Thoughts around Knowledge Graphs, the semantic nature of language, and the two main types of word ambiguity.
Depending on the dictionary you use to look this up, the word “word” can have 13 meanings or more, but no matter the final count (or why one dictionary would be different than another…), what is certain is that the total number isn’t 1. It’d be really hard for us to understand what people are saying if we were to take words just for what they are, words. A word carries meaning, and this meaning is different based on the context for that word. Ultimately, meaning is what matters, words are just a vehicle.
Linguists, NLP (Natural Language Processing) practitioners, developers and even search engines users, they are all somewhat aware of the concept of “word ambiguity” (polysemy). You look for “beds” and in your search results you do find beds (the ones we sleep in) but also flowerbeds and other types of beds. Cases like this one are only minimally annoying because the more frequent meaning of the word you’re using is very likely going to be also the one you’re interested in…but what if it’s the other way around? What if you’re looking for a “house” in the sense of a family dynasty instead of a building? What if you’re searching using a word that has 2 or 3 very common meanings instead of just 1 (like, for instance, “light”). It goes without saying that no technology can effectively support any activity that involves content, language, documents, communications without moving beyond words. This journey to happy document-processing land can only be completed if we are able to truly understand what the words in a document are trying to convey.
There’s a second type of ambiguity, one that’s focused on lack of information, but before getting into that I need to expand a little more on the first type; if I only say one word then it is impossible to determine what I’m talking about, but I can offer context for that word by placing it in a sentence (“house, like in I live in a lovely house”, “house, like in I studied the history of the house of Tudor”); another way that doesn’t require thinking of an actual example is to offer a synonyms chain: “house…apartment”, “house…family”. A synonyms chain, which sometimes require more than just one additional word to solve an ambiguity, is a common device when semantics are applied to NLP and Computational Linguistics (a science focused on technologies that process language, documents, communication). Semantics, that is the act of looking at words as concepts instead of just words, when integrated with NLP leads to Natural Language Understanding (NLU). NLU’s goal is to analyze text to extract concrete, clear information, not simply see a document as a sequence of characters.

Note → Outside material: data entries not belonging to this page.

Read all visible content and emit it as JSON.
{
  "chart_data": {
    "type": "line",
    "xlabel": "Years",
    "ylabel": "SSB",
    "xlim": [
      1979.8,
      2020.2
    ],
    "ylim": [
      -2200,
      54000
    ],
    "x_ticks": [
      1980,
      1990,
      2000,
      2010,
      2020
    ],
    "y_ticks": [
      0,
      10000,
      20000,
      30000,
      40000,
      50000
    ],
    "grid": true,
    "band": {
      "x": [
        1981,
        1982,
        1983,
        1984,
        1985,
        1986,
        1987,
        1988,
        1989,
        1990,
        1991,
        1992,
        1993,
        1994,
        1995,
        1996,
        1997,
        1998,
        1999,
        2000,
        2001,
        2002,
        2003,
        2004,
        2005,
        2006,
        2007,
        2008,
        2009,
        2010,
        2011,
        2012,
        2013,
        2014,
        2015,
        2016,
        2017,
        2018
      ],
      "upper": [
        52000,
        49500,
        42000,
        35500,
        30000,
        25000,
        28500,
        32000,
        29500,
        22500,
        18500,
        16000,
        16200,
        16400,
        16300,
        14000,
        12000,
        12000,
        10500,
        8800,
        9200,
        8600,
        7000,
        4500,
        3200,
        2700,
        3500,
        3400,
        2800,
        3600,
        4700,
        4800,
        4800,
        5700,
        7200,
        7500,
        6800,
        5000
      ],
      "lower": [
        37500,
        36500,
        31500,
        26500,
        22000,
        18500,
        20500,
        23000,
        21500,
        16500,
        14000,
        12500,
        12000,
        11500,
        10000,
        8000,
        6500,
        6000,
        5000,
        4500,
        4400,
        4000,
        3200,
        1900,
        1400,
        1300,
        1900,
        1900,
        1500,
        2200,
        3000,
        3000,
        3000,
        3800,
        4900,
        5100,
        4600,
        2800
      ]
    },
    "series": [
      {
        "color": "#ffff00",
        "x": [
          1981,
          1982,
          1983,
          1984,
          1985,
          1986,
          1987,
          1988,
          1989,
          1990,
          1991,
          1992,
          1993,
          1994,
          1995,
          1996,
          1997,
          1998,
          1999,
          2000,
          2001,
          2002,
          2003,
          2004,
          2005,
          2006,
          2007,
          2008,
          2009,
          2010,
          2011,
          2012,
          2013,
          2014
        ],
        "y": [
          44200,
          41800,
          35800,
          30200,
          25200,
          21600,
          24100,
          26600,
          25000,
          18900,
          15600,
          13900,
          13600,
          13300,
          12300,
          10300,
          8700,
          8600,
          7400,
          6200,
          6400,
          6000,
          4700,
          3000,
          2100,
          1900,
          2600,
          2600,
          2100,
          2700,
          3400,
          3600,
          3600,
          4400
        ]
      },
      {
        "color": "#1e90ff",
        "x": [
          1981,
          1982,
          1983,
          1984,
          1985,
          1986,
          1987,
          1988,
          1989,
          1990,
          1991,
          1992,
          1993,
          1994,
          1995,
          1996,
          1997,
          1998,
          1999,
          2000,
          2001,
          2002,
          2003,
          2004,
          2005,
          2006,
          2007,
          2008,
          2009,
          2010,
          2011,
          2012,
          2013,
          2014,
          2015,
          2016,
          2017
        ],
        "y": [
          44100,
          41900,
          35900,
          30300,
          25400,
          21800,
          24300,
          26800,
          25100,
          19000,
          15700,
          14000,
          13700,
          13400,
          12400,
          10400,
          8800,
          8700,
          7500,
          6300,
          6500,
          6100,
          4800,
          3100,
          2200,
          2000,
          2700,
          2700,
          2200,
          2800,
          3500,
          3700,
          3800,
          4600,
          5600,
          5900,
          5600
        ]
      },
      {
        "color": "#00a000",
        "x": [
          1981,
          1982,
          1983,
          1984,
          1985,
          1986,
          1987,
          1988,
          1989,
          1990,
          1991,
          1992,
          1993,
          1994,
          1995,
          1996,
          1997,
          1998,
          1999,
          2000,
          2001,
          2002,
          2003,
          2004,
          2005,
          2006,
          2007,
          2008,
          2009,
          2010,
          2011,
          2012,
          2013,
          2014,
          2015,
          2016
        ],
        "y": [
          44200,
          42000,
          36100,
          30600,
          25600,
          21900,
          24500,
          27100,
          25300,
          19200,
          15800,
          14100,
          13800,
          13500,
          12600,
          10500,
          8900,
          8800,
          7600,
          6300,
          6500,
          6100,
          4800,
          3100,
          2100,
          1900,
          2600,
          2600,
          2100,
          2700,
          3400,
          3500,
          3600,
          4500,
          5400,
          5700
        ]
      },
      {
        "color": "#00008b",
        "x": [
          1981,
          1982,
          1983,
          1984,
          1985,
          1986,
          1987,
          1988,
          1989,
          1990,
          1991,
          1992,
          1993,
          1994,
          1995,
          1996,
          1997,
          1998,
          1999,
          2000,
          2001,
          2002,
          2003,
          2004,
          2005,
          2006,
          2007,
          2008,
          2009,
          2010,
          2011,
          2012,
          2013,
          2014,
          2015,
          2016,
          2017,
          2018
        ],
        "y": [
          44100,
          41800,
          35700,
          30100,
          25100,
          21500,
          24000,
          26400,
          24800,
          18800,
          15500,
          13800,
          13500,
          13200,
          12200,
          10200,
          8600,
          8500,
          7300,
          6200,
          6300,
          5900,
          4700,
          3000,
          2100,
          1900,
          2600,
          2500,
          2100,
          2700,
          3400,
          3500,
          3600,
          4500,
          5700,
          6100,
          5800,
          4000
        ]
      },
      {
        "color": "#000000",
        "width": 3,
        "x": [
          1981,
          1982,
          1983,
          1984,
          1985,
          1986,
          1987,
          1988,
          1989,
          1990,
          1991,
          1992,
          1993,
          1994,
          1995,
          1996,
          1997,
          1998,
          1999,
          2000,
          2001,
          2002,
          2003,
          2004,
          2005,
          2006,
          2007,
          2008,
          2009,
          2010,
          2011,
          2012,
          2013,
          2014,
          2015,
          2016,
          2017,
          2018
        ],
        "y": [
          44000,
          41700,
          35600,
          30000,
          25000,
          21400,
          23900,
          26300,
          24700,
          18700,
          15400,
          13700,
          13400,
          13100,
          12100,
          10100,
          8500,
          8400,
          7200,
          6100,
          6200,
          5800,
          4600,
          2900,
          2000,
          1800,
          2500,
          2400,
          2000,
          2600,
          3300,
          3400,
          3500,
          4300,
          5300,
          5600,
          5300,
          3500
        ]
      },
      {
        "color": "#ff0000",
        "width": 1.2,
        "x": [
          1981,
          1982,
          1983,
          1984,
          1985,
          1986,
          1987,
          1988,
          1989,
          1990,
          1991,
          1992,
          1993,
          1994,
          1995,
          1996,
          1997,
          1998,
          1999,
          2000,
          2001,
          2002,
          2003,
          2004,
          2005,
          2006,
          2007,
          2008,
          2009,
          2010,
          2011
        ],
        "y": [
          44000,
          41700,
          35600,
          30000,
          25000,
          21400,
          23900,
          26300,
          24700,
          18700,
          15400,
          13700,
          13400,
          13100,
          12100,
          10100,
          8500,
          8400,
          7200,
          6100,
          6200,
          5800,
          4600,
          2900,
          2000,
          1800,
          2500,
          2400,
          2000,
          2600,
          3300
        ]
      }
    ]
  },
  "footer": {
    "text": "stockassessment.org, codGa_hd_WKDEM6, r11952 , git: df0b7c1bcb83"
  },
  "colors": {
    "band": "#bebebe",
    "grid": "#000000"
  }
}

The second main type of ambiguity I was mentioning above has to do with the fact that every concept carries information that goes beyond the concept itself. For instance, a dog is not just a dog (in terms of something that has very specific features like 4 legs, a tail, etc), a dog is also a mammal, an animal, a living being, and so on. All of those other things a dog is also come with features that imply a lot more (e.g., a dog is a mammal, therefore it doesn’t lay eggs). By the same token, a house/apartment is a man-made object, while a house/family is an abstract concept indicating a group of people related to each other. Being aware of a concept’s semantic ancestors (hyperonyms chain, or superordination) – the features it inherits from them -- is necessary to understand content, because real documents will rarely explain the word “house” is referring to an apartment, we’ll simply read “I live in a house”, and we are expected to know which meaning of “house” the one you can live in. Why is this valuable? Because when you search for different types of buildings, you want to be able to just write “buildings” and find every document that’s talking about houses, villas, castles, etc. And because if you’re interested in animals you can’t possibly write the name of every animal, you just want to search for “animals”. It’s valuable because the real world of content is full of implications that are not explicitly spelled out.
These relations and features belonging to different concepts, as well as the words that are used to represent those concepts in language, are what makes up a Knowledge Graph. This modern-day repository, halfway between a dictionary and a taxonomy of reality, is what AI (Artificial Intelligence) technology uses to understand documents at a deeper, more human-like level than the alternative, simpler approach that looks at words just as words. This highly detailed level of understanding is what unleashes new experiences and advanced forms of automation that were once hard to reach.